Sobre a mostra Steven Soderbergh: entrevista com o curador

Gabriel Petter, curador da mostra dedicada ao cineasta norte-americano Steven Soderbergh, e um dos membros fundadores do Grupo XXIV Quadros, que realiza a mostra, fala para o blog do grupo sobre o evento do mês de março.
 
 
 
Foto: Divulgação
 
XXIV Quadros: Por que escolher Steven Soderbergh para realizar a mostra do mês de março?
 
G. P.: Acho que é uma questão de afinidade. O primeiro filme de Soderbergh a que eu assisti foi o Full Frontal, naquelas (boas) sessões da madrugada que passavam na TV Globo. Foi paixão à primeira vista. Só bem depois, de uns anos para cá, é que eu conheci melhor seu trabalho e percebi que o mesmo merecia ser mais divulgado, como o de qualquer grande mestre do cinema mundial. Acho importante também que as pessoas conheçam um Steven que vai além dos "Doze Homens e um Segredo" ou do oscarizado "Traffic", o qual, por sinal, também exibiremos na mostra.
 
XXIV Quadros: O que caracteriza o cinema de Soderbergh e o distingue entre os demais realizadores?
 
G.P.: É difícil responder imediatamente, mesmo porque raramente os cineastas possuem uma obra regular. Dentre as características que me chamam a atenção, posso destacar a velocidade da sucessão dos planos (em alguns filmes), típico de quem, como Soderbergh, trabalhou com vídeos musicais, o roteiro inteligente e o enredo fragmentário. Nesse sentido, boa parte da sua filmografia é bem pós-moderna.
 
XXIV Quadros: Sexo, Mentiras e Videotape é sempre lembrado como um filme independente que cumpriu uma trajetória brilhante no exterior e, de certa forma, abriu as portas para produções de baixo orçamento, porém dirigidas com talento. Na sua opinião, isso pode servir de exemplo para iniciativas desse tipo no Brasil?
 
G.P.: Essa é uma velha querela minha. Sexo, Mentiras e Videotape lembra muito o Indomável Sonhadora, filme independente que concorreu ao Oscar na semana passada e injustamente não ganhou nenhuma estatueta. Quero dizer com isso que não é preciso uma quantia exorbitante ou um elenco estrelar para realizar um bom filme. Acho que os grandes artistas são aqueles que sabem trabalhar com o que têm. Por outro lado, é mister reconhecer que realizar um filme com U$$ 1,8 milhões nos Estados Unidos, que têm dezoito mil  salas de cinema, equipamentos baratos, uma população majoritariamente de classe média e uma boa penetração no mercado internacional, não é a mesma coisa de realizar um filme com essa mesma quantia no Brasil, onde o processo é bem mais caro e onde a maioria da população vive com um salário de fome. Infelizmente, o que chamamos de filme independente remete muito à situação específica do mercado norte-americano, o que não quer dizer que seja impossível realizar um bom trabalho sem muito dinheiro em nosso país. Basta lembrar o caso do maravilhoso documentário "Dzi Croquettes", que a rigor (antes de ser apoiado pela Globo) foi filmado quase sem dinheiro, ou o fantástico "A hora da Estrela", de Suzana Amaral, que custou módicos U$$ 150 mil, uma quantia absurdamente baixa até para sua época (1985) e para os nossos padrões de produção. Claro, o ideal seria que tivéssemos condições para realizar sempre grandes produções, mas os ideais só servem para nos mostrar que a realidade é sempre um pouco pior do que imaginamos.

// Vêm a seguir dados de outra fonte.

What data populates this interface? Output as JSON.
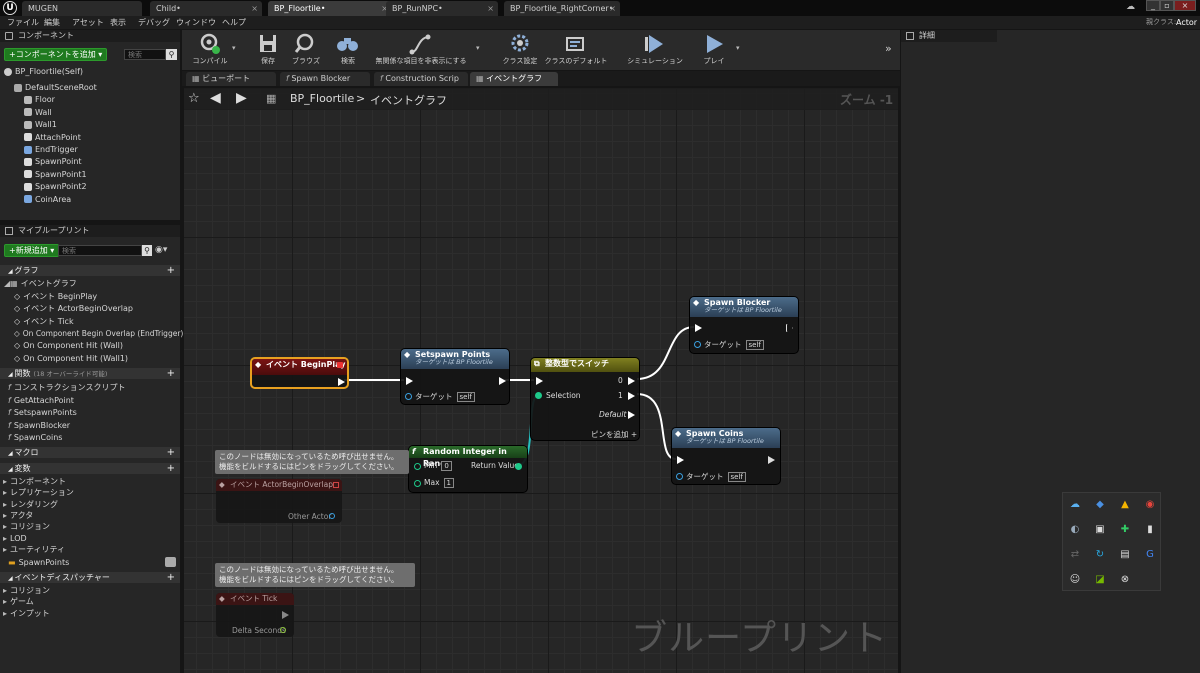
{
  "titlebar": {
    "logo": "U",
    "tabs": [
      {
        "label": "MUGEN"
      },
      {
        "label": "Child•"
      },
      {
        "label": "BP_Floortile•"
      },
      {
        "label": "BP_RunNPC•"
      },
      {
        "label": "BP_Floortile_RightCorner•"
      }
    ],
    "parent_class_label": "親クラス:",
    "parent_class_value": "Actor"
  },
  "menubar": [
    "ファイル",
    "編集",
    "アセット",
    "表示",
    "デバッグ",
    "ウィンドウ",
    "ヘルプ"
  ],
  "components_panel": {
    "title": "コンポーネント",
    "add_button": "+コンポーネントを追加 ▾",
    "search_placeholder": "検索",
    "root_label": "BP_Floortile(Self)",
    "items": [
      "DefaultSceneRoot",
      "Floor",
      "Wall",
      "Wall1",
      "AttachPoint",
      "EndTrigger",
      "SpawnPoint",
      "SpawnPoint1",
      "SpawnPoint2",
      "CoinArea"
    ]
  },
  "my_blueprint": {
    "title": "マイブループリント",
    "add_button": "+新規追加 ▾",
    "search_placeholder": "検索",
    "graph_section": "グラフ",
    "event_graph": "イベントグラフ",
    "events": [
      "イベント BeginPlay",
      "イベント ActorBeginOverlap",
      "イベント Tick",
      "On Component Begin Overlap (EndTrigger)",
      "On Component Hit (Wall)",
      "On Component Hit (Wall1)"
    ],
    "functions_section": "関数",
    "functions_note": "(18 オーバーライド可能)",
    "functions": [
      "コンストラクションスクリプト",
      "GetAttachPoint",
      "SetspawnPoints",
      "SpawnBlocker",
      "SpawnCoins"
    ],
    "macros_section": "マクロ",
    "variables_section": "変数",
    "var_categories": [
      "コンポーネント",
      "レプリケーション",
      "レンダリング",
      "アクタ",
      "コリジョン",
      "LOD",
      "ユーティリティ"
    ],
    "variables": [
      "SpawnPoints"
    ],
    "dispatchers_section": "イベントディスパッチャー",
    "dispatcher_categories": [
      "コリジョン",
      "ゲーム",
      "インプット"
    ]
  },
  "toolbar": {
    "buttons": [
      "コンパイル",
      "保存",
      "ブラウズ",
      "検索",
      "無関係な項目を非表示にする",
      "クラス設定",
      "クラスのデフォルト",
      "シミュレーション",
      "プレイ"
    ]
  },
  "editor_tabs": [
    "ビューポート",
    "Spawn Blocker",
    "Construction Scrip",
    "イベントグラフ"
  ],
  "breadcrumb": {
    "root": "BP_Floortile",
    "sep": ">",
    "current": "イベントグラフ",
    "zoom": "ズーム -1"
  },
  "details_panel": {
    "title": "詳細"
  },
  "graph": {
    "watermark": "ブループリント",
    "target_label": "ターゲット",
    "self_label": "self",
    "nodes": {
      "begin_play": {
        "title": "イベント BeginPlay"
      },
      "setspawn": {
        "title": "Setspawn Points",
        "subtitle": "ターゲットは BP Floortile"
      },
      "switch": {
        "title": "整数型でスイッチ",
        "selection": "Selection",
        "out0": "0",
        "out1": "1",
        "default": "Default",
        "add_pin": "ピンを追加 +"
      },
      "random": {
        "title": "Random Integer in Range",
        "min_label": "Min",
        "min_value": "0",
        "max_label": "Max",
        "max_value": "1",
        "return": "Return Value"
      },
      "spawn_blocker": {
        "title": "Spawn Blocker",
        "subtitle": "ターゲットは BP Floortile"
      },
      "spawn_coins": {
        "title": "Spawn Coins",
        "subtitle": "ターゲットは BP Floortile"
      },
      "overlap": {
        "title": "イベント ActorBeginOverlap",
        "pin": "Other Actor"
      },
      "tick": {
        "title": "イベント Tick",
        "pin": "Delta Seconds"
      }
    },
    "disabled_comment_1": "このノードは無効になっているため呼び出せません。",
    "disabled_comment_2": "機能をビルドするにはピンをドラッグしてください。"
  },
  "tray_icons": [
    "cloud-icon",
    "dropbox-icon",
    "gdrive-icon",
    "chrome-icon",
    "steam-icon",
    "network-icon",
    "app-icon",
    "mic-icon",
    "arrows-icon",
    "refresh-icon",
    "window-icon",
    "google-icon",
    "discord-icon",
    "nvidia-icon",
    "xbox-icon"
  ]
}
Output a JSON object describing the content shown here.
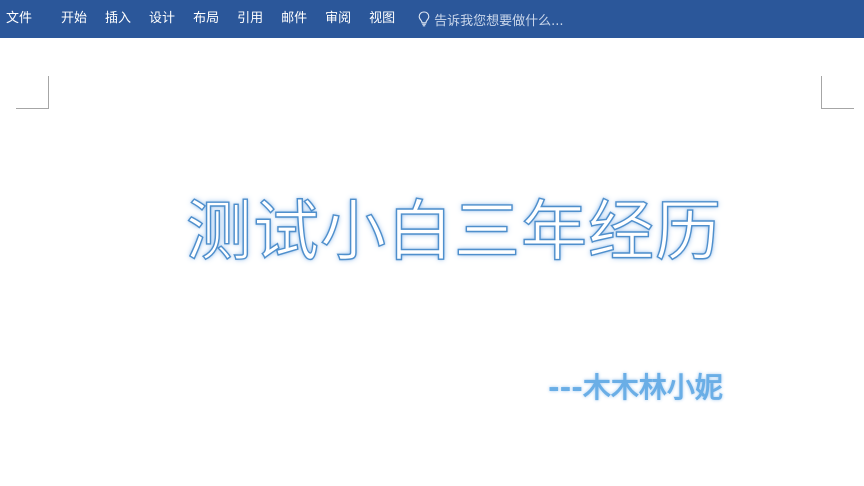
{
  "ribbon": {
    "file_tab": "文件",
    "tabs": [
      {
        "label": "开始"
      },
      {
        "label": "插入"
      },
      {
        "label": "设计"
      },
      {
        "label": "布局"
      },
      {
        "label": "引用"
      },
      {
        "label": "邮件"
      },
      {
        "label": "审阅"
      },
      {
        "label": "视图"
      }
    ],
    "tell_me": "告诉我您想要做什么...",
    "tell_me_icon": "lightbulb-icon",
    "background_color": "#2b579a"
  },
  "document": {
    "title": "测试小白三年经历",
    "author": "---木木林小妮",
    "title_outline_color": "#4f8fcc",
    "author_color": "#6aaee6"
  }
}
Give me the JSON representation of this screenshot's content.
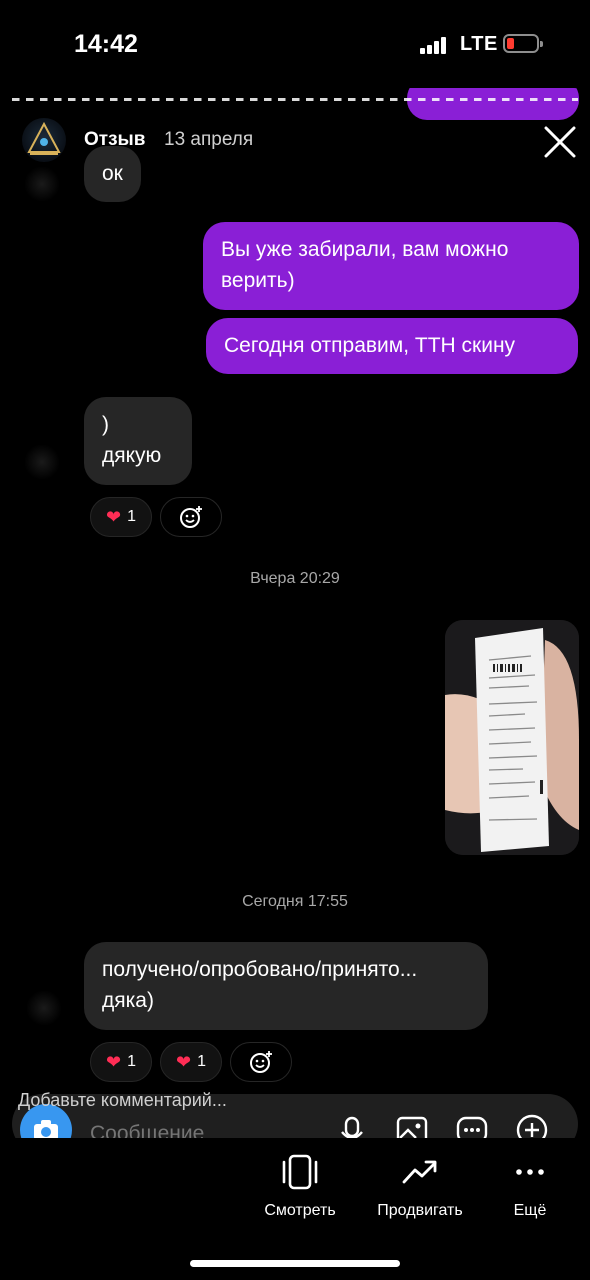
{
  "status_bar": {
    "time": "14:42",
    "network": "LTE"
  },
  "story": {
    "username": "Отзыв",
    "date": "13 апреля"
  },
  "chat": {
    "messages": [
      {
        "side": "in",
        "text": "ок"
      },
      {
        "side": "out",
        "lines": [
          "Вы уже забирали, вам можно",
          "верить)"
        ]
      },
      {
        "side": "out",
        "lines": [
          "Сегодня отправим, ТТН скину"
        ]
      },
      {
        "side": "in",
        "lines": [
          ")",
          "дякую"
        ]
      },
      {
        "side": "in",
        "lines": [
          "получено/опробовано/принято...",
          "дяка)"
        ]
      }
    ],
    "reaction_count_1": "1",
    "reaction_count_2": "1",
    "reaction_count_3": "1",
    "timestamp_1": "Вчера 20:29",
    "timestamp_2": "Сегодня 17:55"
  },
  "composer": {
    "comment_label": "Добавьте комментарий...",
    "placeholder": "Сообщение"
  },
  "bottom_bar": {
    "watch": "Смотреть",
    "promote": "Продвигать",
    "more": "Ещё"
  },
  "colors": {
    "outgoing_bubble": "#8a1fd6",
    "incoming_bubble": "#262626",
    "camera_button": "#3897f0"
  }
}
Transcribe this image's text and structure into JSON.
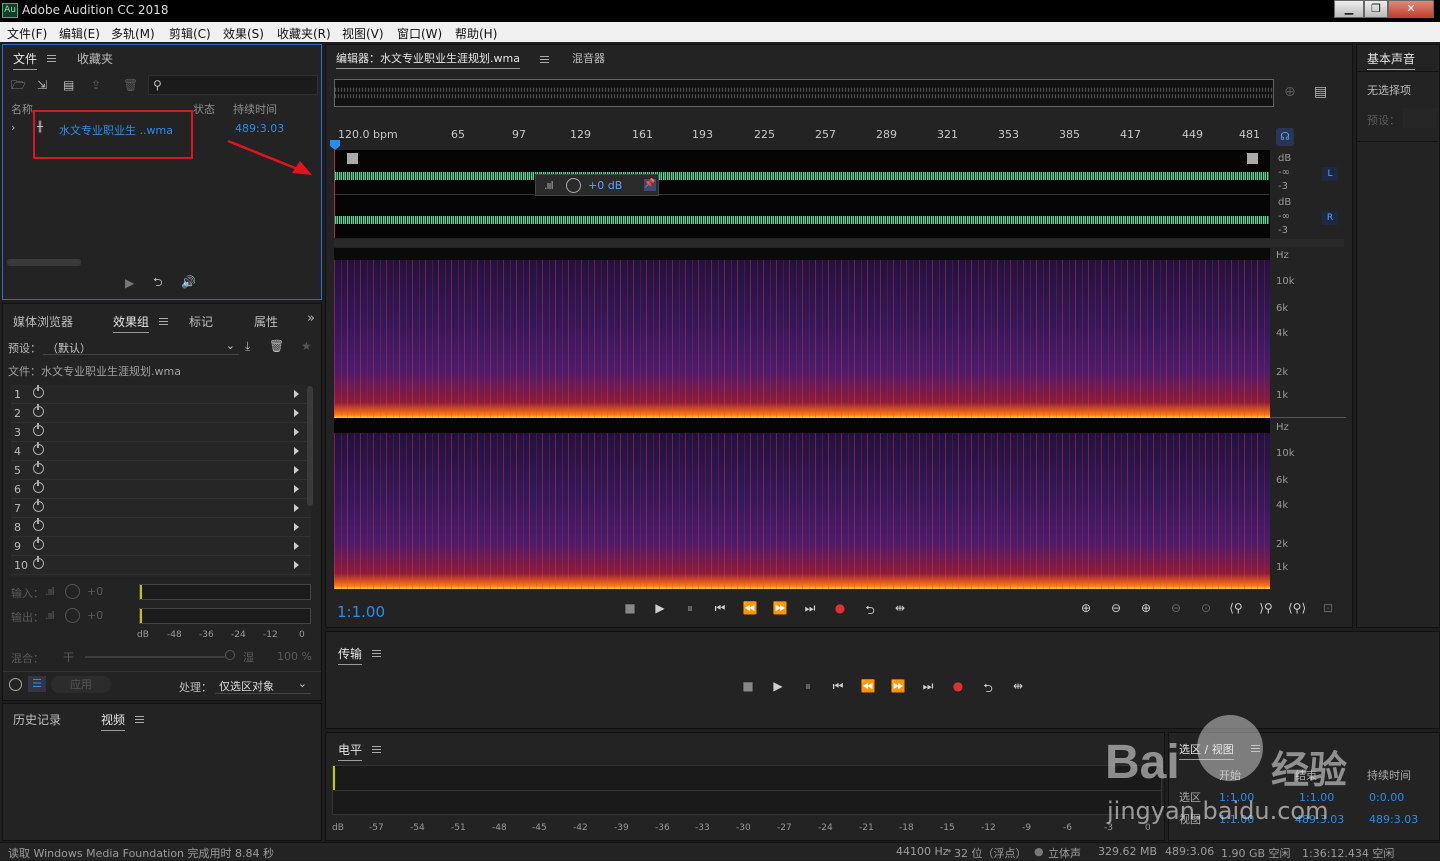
{
  "app": {
    "title": "Adobe Audition CC 2018",
    "logo": "Au"
  },
  "menu": [
    "文件(F)",
    "编辑(E)",
    "多轨(M)",
    "剪辑(C)",
    "效果(S)",
    "收藏夹(R)",
    "视图(V)",
    "窗口(W)",
    "帮助(H)"
  ],
  "files_panel": {
    "tabs": [
      "文件",
      "收藏夹"
    ],
    "columns": {
      "name": "名称",
      "status": "状态",
      "duration": "持续时间"
    },
    "file": {
      "name": "水文专业职业生 ..wma",
      "duration": "489:3.03"
    }
  },
  "effects_panel": {
    "tabs": [
      "媒体浏览器",
      "效果组",
      "标记",
      "属性"
    ],
    "preset_label": "预设：",
    "preset_value": "（默认）",
    "file_label": "文件：水文专业职业生涯规划.wma",
    "slots": [
      "1",
      "2",
      "3",
      "4",
      "5",
      "6",
      "7",
      "8",
      "9",
      "10"
    ],
    "input_label": "输入：",
    "output_label": "输出：",
    "input_db": "+0",
    "output_db": "+0",
    "meter_scale": [
      "dB",
      "-48",
      "-36",
      "-24",
      "-12",
      "0"
    ],
    "mix_label": "混合：",
    "mix_dry": "干",
    "mix_wet": "湿",
    "mix_percent": "100 %",
    "apply_label": "应用",
    "process_label": "处理：",
    "process_value": "仅选区对象"
  },
  "history_panel": {
    "tabs": [
      "历史记录",
      "视频"
    ]
  },
  "editor": {
    "tab_label": "编辑器：水文专业职业生涯规划.wma",
    "mixer_tab": "混音器",
    "ruler": [
      "120.0 bpm",
      "65",
      "97",
      "129",
      "161",
      "193",
      "225",
      "257",
      "289",
      "321",
      "353",
      "385",
      "417",
      "449",
      "481"
    ],
    "hud_gain": "+0 dB",
    "db_labels_top": [
      "dB",
      "-∞",
      "-3"
    ],
    "db_labels_bot": [
      "dB",
      "-∞",
      "-3"
    ],
    "ch_left": "L",
    "ch_right": "R",
    "hz_labels": [
      "Hz",
      "10k",
      "6k",
      "4k",
      "2k",
      "1k"
    ],
    "zoom": "1:1.00"
  },
  "transport_panel": {
    "title": "传输"
  },
  "level_panel": {
    "title": "电平",
    "scale": [
      "dB",
      "-57",
      "-54",
      "-51",
      "-48",
      "-45",
      "-42",
      "-39",
      "-36",
      "-33",
      "-30",
      "-27",
      "-24",
      "-21",
      "-18",
      "-15",
      "-12",
      "-9",
      "-6",
      "-3",
      "0"
    ]
  },
  "right_panel": {
    "tab": "基本声音",
    "no_selection": "无选择项",
    "preset_label": "预设："
  },
  "selection_panel": {
    "tab": "选区 / 视图",
    "headers": [
      "开始",
      "结束",
      "持续时间"
    ],
    "rows": [
      {
        "label": "选区",
        "start": "1:1.00",
        "end": "1:1.00",
        "duration": "0:0.00"
      },
      {
        "label": "视图",
        "start": "1:1.00",
        "end": "489:3.03",
        "duration": "489:3.03"
      }
    ]
  },
  "watermark": {
    "brand": "Bai",
    "brand2": "经验",
    "url": "jingyan.baidu.com"
  },
  "status_bar": {
    "message": "读取 Windows Media Foundation 完成用时 8.84 秒",
    "sample_rate": "44100 Hz",
    "bit_depth": "32 位（浮点）",
    "channels": "立体声",
    "size": "329.62 MB",
    "duration": "489:3.06",
    "free_space": "1.90 GB 空闲",
    "free_time": "1:36:12.434 空闲"
  },
  "colors": {
    "accent": "#2d8ceb",
    "waveform": "#3fe0a0",
    "record": "#e03030",
    "annotation": "#e0141e"
  }
}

O que o público pode esperar da mostra?

A continuidade daquilo que o grupo vem realizando nos últimos meses, ou seja, conhecer melhor a obra de cineastas não tão acessíveis ao grande público. Fiquei feliz com a boa afluência de pessoas para as mostras dedicadas a David Cronenberg e Fritz Lang, incluindo muitos jovens, o que é um bom sinal de que ainda haverão pessoas que não estarão dispostas a engolir blockbusters mal-feitos ou telenovelas de longa-metragem no espaço maravilhoso do cinema.